Britain's Cadbury Schweppes said it planned to split its confectionery and American drinks businesses, sending its shares higher, but analysts said it will make both more vulnerable to predators.
Cadbury, the world's largest confectionery maker, said the move will help unlock value for shareholders and comes after it received support for the split from over 40% of its shareholders in meetings with them over the last month.
Chief Executive Todd Stitzer said the decision was taken at a board meeting on Wednesday, and the choice of either a demerger or the sale of the drinks unit will be taken in June.
"This split has been under consideration for some time and is the culmination of our strategy to maximise shareholder value," Stitzer said in an interview. He had said only last October that the group had no plans for a demerger.
Cadbury shares rose 4.2% to 627 pence by 0950 GMT to be the FTSE 100 index's second biggest gainer, valuing the group at around 13.2 billion pounds ($25.4 billion).
"This is good news, it's better to operate the businesses separately," said analyst Rob Mann at Collins Stewart.
The core confectionery side will contain Dairy Milk chocolate and Trident chewing gum, while the soft drinks side will own the Dr Pepper and Snapple brands. Further details on the split will come with the group's trading update on June 19.
Cadbury disclosed on Tuesday that U.S. activist investor Nelson Peltz had taken a 2.98% stake. Analysts said at the time that Peltz would urge Cadbury to split in the same way he had pressured other groups into change.
"It appears that Peltz has brought forward a decision that had been under review for quite a while," said one analyst.
Analysts said private equity groups like Lion Capital and Blackstone might now bid for the soft drinks side while Kraft Foods, Hershey and even Wm. WrigleyJr. could be interested in confectionery.
They added the confectionery side could be worth around 9 billion pounds when put on a similar rating to focused sweets groups Hershey and Wrigley, while the soft drinks side may be worth 7 billion pounds on its own, depending on how Cadbury allocates its 2.5 billion pounds of debt.
Reuters Estimates say Cadbury's shares trade 18.1 times 2007 forecast earnings compared to Hershey's 21 and Wrigley's 23. Cadbury's shares have underperformed its food peers in 2006 due largely to a British salmonella-related chocolate recall and a Nigerian accounting scandal, but its prospects have improved in 2007 as it looks to introduce many new products.

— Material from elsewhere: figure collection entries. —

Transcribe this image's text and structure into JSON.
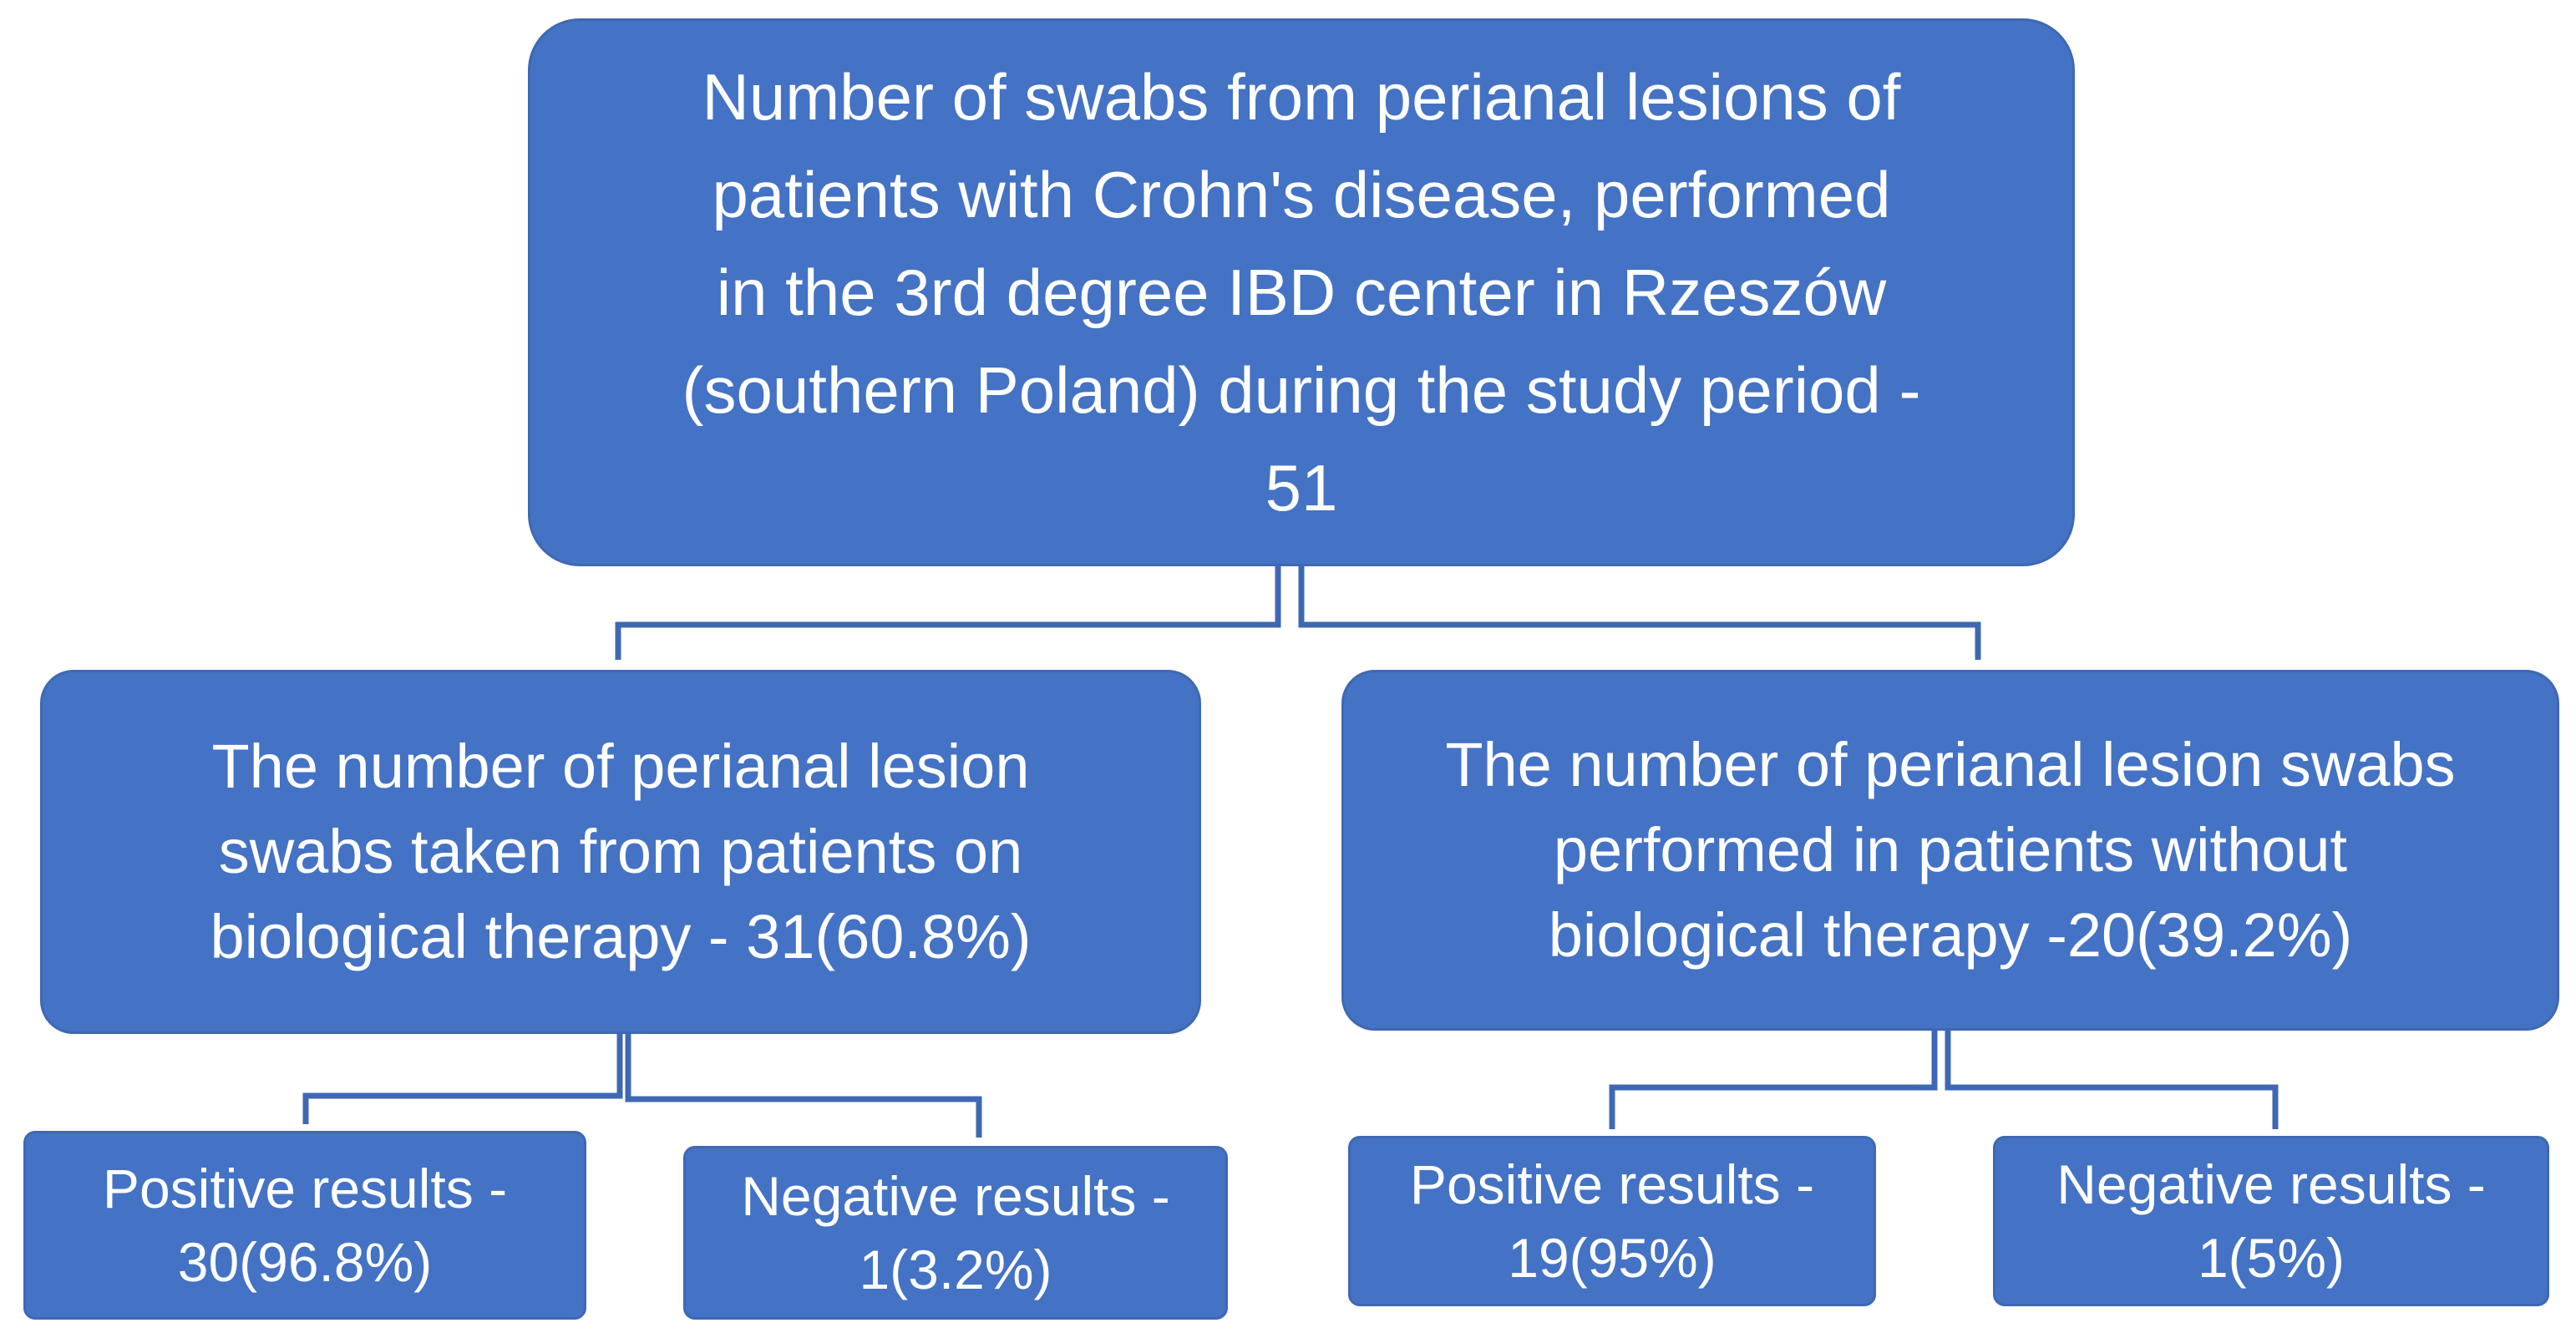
{
  "diagram": {
    "root": {
      "text": "Number of swabs from perianal lesions of\npatients with Crohn's disease, performed\nin the 3rd degree IBD center in Rzeszów\n(southern Poland) during the study period -\n51"
    },
    "branches": [
      {
        "text": "The number of perianal lesion\nswabs taken from patients on\nbiological therapy - 31(60.8%)",
        "children": [
          {
            "text": "Positive results -\n30(96.8%)"
          },
          {
            "text": "Negative results -\n1(3.2%)"
          }
        ]
      },
      {
        "text": "The number of perianal lesion swabs\nperformed in patients without\nbiological therapy -20(39.2%)",
        "children": [
          {
            "text": "Positive results -\n19(95%)"
          },
          {
            "text": "Negative results -\n1(5%)"
          }
        ]
      }
    ],
    "colors": {
      "box_fill": "#4472c4",
      "box_border": "#3f68b3",
      "connector": "#3f68b3",
      "text": "#ffffff"
    }
  }
}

Stitzer said the company met with its major shareholders, include Peltz, after last month's annual results and said they were positive about the group's plans for separation.

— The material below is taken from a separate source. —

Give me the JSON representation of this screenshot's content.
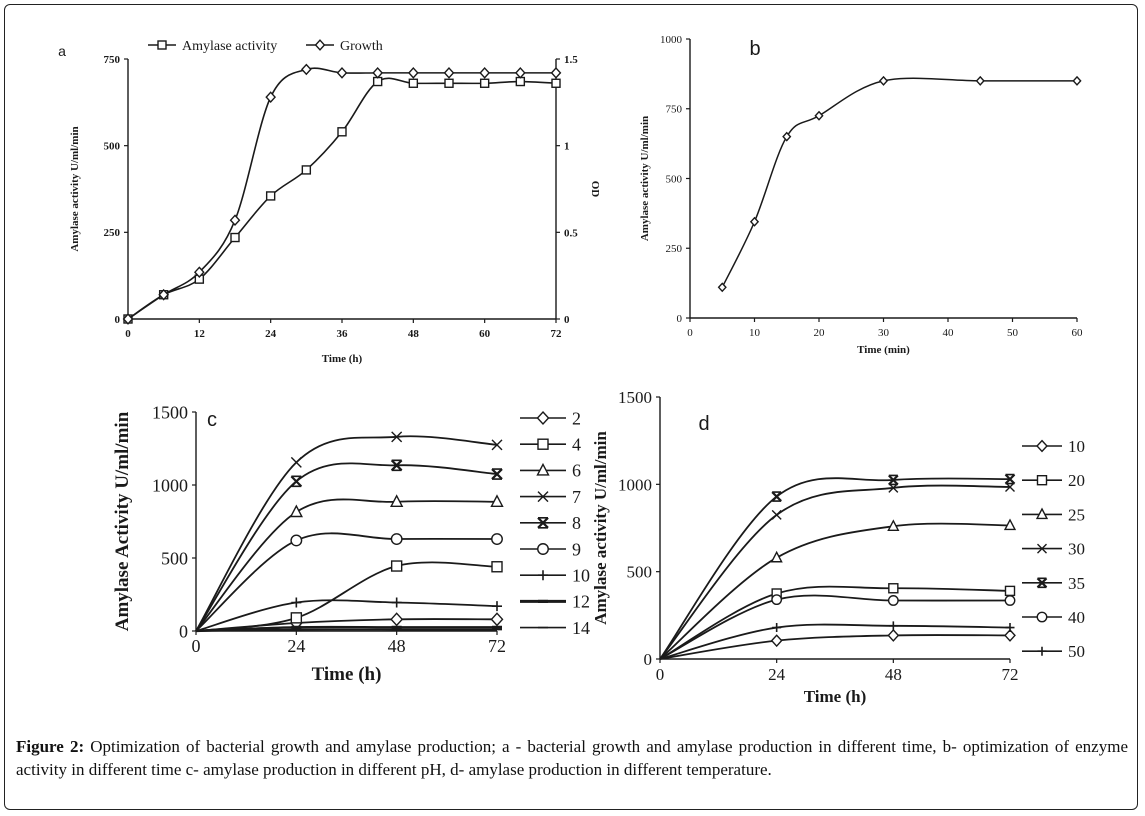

Peltz's Trian Fund built up a 5.5% stake in U.S. food group H.J. Heinz last year. He pressured the company to give his fund two seats on the board and pushed through changes which have boosted the share price.
Cadbury became the world's biggest confectionery group when it bought the U.S. Adams chewing gum business in 2003 for $4.2 billion, but since 1999 has been selling off its non-core soft drinks with Lion and Blackstone buying its continental European business for 1.85 billion euros in February 2006.
The company traces its origins back to 1783 when Jacob Schweppe perfected his process for manufacturing carbonated mineral water in Switzerland, while in 1824 John Cadbury opened in Britain selling cocoa and chocolate. The two household names merged in 1969 to form Cadbury Schweppes.